I know that not so deep in your mind, when you think about your own death, automatically comes a steady sensation that someway somehow clinical death is not the end. - John_Mann
I can honestly say I do not have that sensation. The possibility of a hereafter is more than a philosophical puzzle to me (metastatic currently in remission). I had no consciousness prior to my physical life, amazingly the world proceeded without me. It will do so again. I have had a general anaesthetic a few times. I suppose death will be exactly like that.
However I think this comment of yours is the real core of the debate. Unless life is eternal you find it hard to see that it is meaningful. Unless moral decisions are based in the character of an almighty god you see them as no more binding than a personal preference. You then make an unnecessary leap into abyss of nihilism.
I hope I have characterised your position accurately. Please correct me otherwise.
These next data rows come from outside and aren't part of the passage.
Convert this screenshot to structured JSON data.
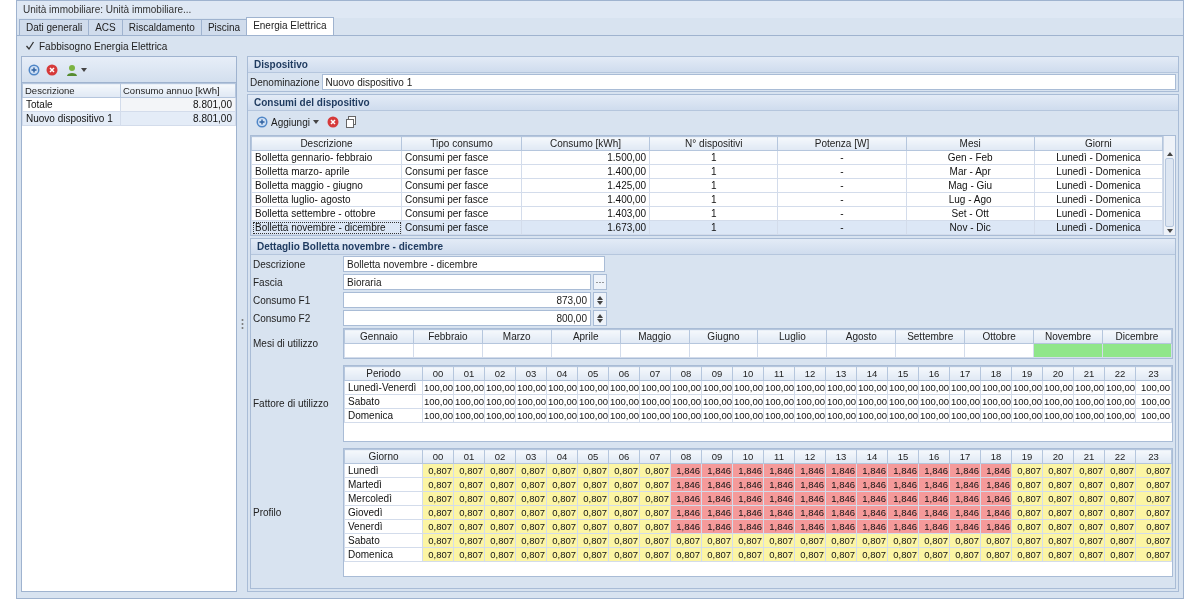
{
  "window": {
    "title": "Unità immobiliare: Unità immobiliare..."
  },
  "tabs": [
    {
      "label": "Dati generali",
      "selected": false
    },
    {
      "label": "ACS",
      "selected": false
    },
    {
      "label": "Riscaldamento",
      "selected": false
    },
    {
      "label": "Piscina",
      "selected": false
    },
    {
      "label": "Energia Elettrica",
      "selected": true
    }
  ],
  "requirement_checkbox": {
    "label": "Fabbisogno Energia Elettrica",
    "checked": true
  },
  "device_list": {
    "columns": [
      "Descrizione",
      "Consumo annuo [kWh]"
    ],
    "rows": [
      {
        "name": "Totale",
        "value": "8.801,00",
        "selected": false
      },
      {
        "name": "Nuovo dispositivo 1",
        "value": "8.801,00",
        "selected": true
      }
    ]
  },
  "device": {
    "title": "Dispositivo",
    "name_label": "Denominazione",
    "name_value": "Nuovo dispositivo 1"
  },
  "consumptions": {
    "title": "Consumi del dispositivo",
    "add_button": "Aggiungi",
    "columns": [
      "Descrizione",
      "Tipo consumo",
      "Consumo [kWh]",
      "N° dispositivi",
      "Potenza [W]",
      "Mesi",
      "Giorni"
    ],
    "rows": [
      {
        "cells": [
          "Bolletta gennario- febbraio",
          "Consumi per fasce",
          "1.500,00",
          "1",
          "-",
          "Gen - Feb",
          "Lunedì - Domenica"
        ],
        "selected": false
      },
      {
        "cells": [
          "Bolletta marzo- aprile",
          "Consumi per fasce",
          "1.400,00",
          "1",
          "-",
          "Mar - Apr",
          "Lunedì - Domenica"
        ],
        "selected": false
      },
      {
        "cells": [
          "Bolletta maggio - giugno",
          "Consumi per fasce",
          "1.425,00",
          "1",
          "-",
          "Mag - Giu",
          "Lunedì - Domenica"
        ],
        "selected": false
      },
      {
        "cells": [
          "Bolletta luglio- agosto",
          "Consumi per fasce",
          "1.400,00",
          "1",
          "-",
          "Lug - Ago",
          "Lunedì - Domenica"
        ],
        "selected": false
      },
      {
        "cells": [
          "Bolletta settembre - ottobre",
          "Consumi per fasce",
          "1.403,00",
          "1",
          "-",
          "Set - Ott",
          "Lunedì - Domenica"
        ],
        "selected": false
      },
      {
        "cells": [
          "Bolletta novembre - dicembre",
          "Consumi per fasce",
          "1.673,00",
          "1",
          "-",
          "Nov - Dic",
          "Lunedì - Domenica"
        ],
        "selected": true
      }
    ]
  },
  "detail": {
    "title": "Dettaglio Bolletta novembre - dicembre",
    "fields": [
      {
        "kind": "text",
        "label": "Descrizione",
        "value": "Bolletta novembre - dicembre"
      },
      {
        "kind": "picker",
        "label": "Fascia",
        "value": "Bioraria",
        "button": "···"
      },
      {
        "kind": "spin",
        "label": "Consumo F1",
        "value": "873,00"
      },
      {
        "kind": "spin",
        "label": "Consumo F2",
        "value": "800,00"
      }
    ]
  },
  "months": {
    "label": "Mesi di utilizzo",
    "items": [
      {
        "name": "Gennaio",
        "selected": false
      },
      {
        "name": "Febbraio",
        "selected": false
      },
      {
        "name": "Marzo",
        "selected": false
      },
      {
        "name": "Aprile",
        "selected": false
      },
      {
        "name": "Maggio",
        "selected": false
      },
      {
        "name": "Giugno",
        "selected": false
      },
      {
        "name": "Luglio",
        "selected": false
      },
      {
        "name": "Agosto",
        "selected": false
      },
      {
        "name": "Settembre",
        "selected": false
      },
      {
        "name": "Ottobre",
        "selected": false
      },
      {
        "name": "Novembre",
        "selected": true
      },
      {
        "name": "Dicembre",
        "selected": true
      }
    ]
  },
  "usage_factor": {
    "label": "Fattore di utilizzo",
    "header": "Periodo",
    "hours": [
      "00",
      "01",
      "02",
      "03",
      "04",
      "05",
      "06",
      "07",
      "08",
      "09",
      "10",
      "11",
      "12",
      "13",
      "14",
      "15",
      "16",
      "17",
      "18",
      "19",
      "20",
      "21",
      "22",
      "23"
    ],
    "rows": [
      {
        "name": "Lunedì-Venerdì",
        "values": [
          "100,00",
          "100,00",
          "100,00",
          "100,00",
          "100,00",
          "100,00",
          "100,00",
          "100,00",
          "100,00",
          "100,00",
          "100,00",
          "100,00",
          "100,00",
          "100,00",
          "100,00",
          "100,00",
          "100,00",
          "100,00",
          "100,00",
          "100,00",
          "100,00",
          "100,00",
          "100,00",
          "100,00"
        ]
      },
      {
        "name": "Sabato",
        "values": [
          "100,00",
          "100,00",
          "100,00",
          "100,00",
          "100,00",
          "100,00",
          "100,00",
          "100,00",
          "100,00",
          "100,00",
          "100,00",
          "100,00",
          "100,00",
          "100,00",
          "100,00",
          "100,00",
          "100,00",
          "100,00",
          "100,00",
          "100,00",
          "100,00",
          "100,00",
          "100,00",
          "100,00"
        ]
      },
      {
        "name": "Domenica",
        "values": [
          "100,00",
          "100,00",
          "100,00",
          "100,00",
          "100,00",
          "100,00",
          "100,00",
          "100,00",
          "100,00",
          "100,00",
          "100,00",
          "100,00",
          "100,00",
          "100,00",
          "100,00",
          "100,00",
          "100,00",
          "100,00",
          "100,00",
          "100,00",
          "100,00",
          "100,00",
          "100,00",
          "100,00"
        ]
      }
    ]
  },
  "profile": {
    "label": "Profilo",
    "header": "Giorno",
    "hours": [
      "00",
      "01",
      "02",
      "03",
      "04",
      "05",
      "06",
      "07",
      "08",
      "09",
      "10",
      "11",
      "12",
      "13",
      "14",
      "15",
      "16",
      "17",
      "18",
      "19",
      "20",
      "21",
      "22",
      "23"
    ],
    "rows": [
      {
        "name": "Lunedì",
        "values": [
          "0,807",
          "0,807",
          "0,807",
          "0,807",
          "0,807",
          "0,807",
          "0,807",
          "0,807",
          "1,846",
          "1,846",
          "1,846",
          "1,846",
          "1,846",
          "1,846",
          "1,846",
          "1,846",
          "1,846",
          "1,846",
          "1,846",
          "0,807",
          "0,807",
          "0,807",
          "0,807",
          "0,807"
        ],
        "peak": [
          false,
          false,
          false,
          false,
          false,
          false,
          false,
          false,
          true,
          true,
          true,
          true,
          true,
          true,
          true,
          true,
          true,
          true,
          true,
          false,
          false,
          false,
          false,
          false
        ]
      },
      {
        "name": "Martedì",
        "values": [
          "0,807",
          "0,807",
          "0,807",
          "0,807",
          "0,807",
          "0,807",
          "0,807",
          "0,807",
          "1,846",
          "1,846",
          "1,846",
          "1,846",
          "1,846",
          "1,846",
          "1,846",
          "1,846",
          "1,846",
          "1,846",
          "1,846",
          "0,807",
          "0,807",
          "0,807",
          "0,807",
          "0,807"
        ],
        "peak": [
          false,
          false,
          false,
          false,
          false,
          false,
          false,
          false,
          true,
          true,
          true,
          true,
          true,
          true,
          true,
          true,
          true,
          true,
          true,
          false,
          false,
          false,
          false,
          false
        ]
      },
      {
        "name": "Mercoledì",
        "values": [
          "0,807",
          "0,807",
          "0,807",
          "0,807",
          "0,807",
          "0,807",
          "0,807",
          "0,807",
          "1,846",
          "1,846",
          "1,846",
          "1,846",
          "1,846",
          "1,846",
          "1,846",
          "1,846",
          "1,846",
          "1,846",
          "1,846",
          "0,807",
          "0,807",
          "0,807",
          "0,807",
          "0,807"
        ],
        "peak": [
          false,
          false,
          false,
          false,
          false,
          false,
          false,
          false,
          true,
          true,
          true,
          true,
          true,
          true,
          true,
          true,
          true,
          true,
          true,
          false,
          false,
          false,
          false,
          false
        ]
      },
      {
        "name": "Giovedì",
        "values": [
          "0,807",
          "0,807",
          "0,807",
          "0,807",
          "0,807",
          "0,807",
          "0,807",
          "0,807",
          "1,846",
          "1,846",
          "1,846",
          "1,846",
          "1,846",
          "1,846",
          "1,846",
          "1,846",
          "1,846",
          "1,846",
          "1,846",
          "0,807",
          "0,807",
          "0,807",
          "0,807",
          "0,807"
        ],
        "peak": [
          false,
          false,
          false,
          false,
          false,
          false,
          false,
          false,
          true,
          true,
          true,
          true,
          true,
          true,
          true,
          true,
          true,
          true,
          true,
          false,
          false,
          false,
          false,
          false
        ]
      },
      {
        "name": "Venerdì",
        "values": [
          "0,807",
          "0,807",
          "0,807",
          "0,807",
          "0,807",
          "0,807",
          "0,807",
          "0,807",
          "1,846",
          "1,846",
          "1,846",
          "1,846",
          "1,846",
          "1,846",
          "1,846",
          "1,846",
          "1,846",
          "1,846",
          "1,846",
          "0,807",
          "0,807",
          "0,807",
          "0,807",
          "0,807"
        ],
        "peak": [
          false,
          false,
          false,
          false,
          false,
          false,
          false,
          false,
          true,
          true,
          true,
          true,
          true,
          true,
          true,
          true,
          true,
          true,
          true,
          false,
          false,
          false,
          false,
          false
        ]
      },
      {
        "name": "Sabato",
        "values": [
          "0,807",
          "0,807",
          "0,807",
          "0,807",
          "0,807",
          "0,807",
          "0,807",
          "0,807",
          "0,807",
          "0,807",
          "0,807",
          "0,807",
          "0,807",
          "0,807",
          "0,807",
          "0,807",
          "0,807",
          "0,807",
          "0,807",
          "0,807",
          "0,807",
          "0,807",
          "0,807",
          "0,807"
        ],
        "peak": [
          false,
          false,
          false,
          false,
          false,
          false,
          false,
          false,
          false,
          false,
          false,
          false,
          false,
          false,
          false,
          false,
          false,
          false,
          false,
          false,
          false,
          false,
          false,
          false
        ]
      },
      {
        "name": "Domenica",
        "values": [
          "0,807",
          "0,807",
          "0,807",
          "0,807",
          "0,807",
          "0,807",
          "0,807",
          "0,807",
          "0,807",
          "0,807",
          "0,807",
          "0,807",
          "0,807",
          "0,807",
          "0,807",
          "0,807",
          "0,807",
          "0,807",
          "0,807",
          "0,807",
          "0,807",
          "0,807",
          "0,807",
          "0,807"
        ],
        "peak": [
          false,
          false,
          false,
          false,
          false,
          false,
          false,
          false,
          false,
          false,
          false,
          false,
          false,
          false,
          false,
          false,
          false,
          false,
          false,
          false,
          false,
          false,
          false,
          false
        ]
      }
    ]
  }
}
I do sympathise with your fears. Coming to terms with the provisional nature of our existence is not easy. The odds of our being here as individuals was astonishingly small. We won the biggest lottery imaginable the moment we were conceived. The speciality of our species was our large and complex brains, evolved for their ability to live in complex social groups using advanced language skills. We possess functions for empathy, compassion, justice and reciprocal altruism as well as guilt, disgust, fear, anger and revenge.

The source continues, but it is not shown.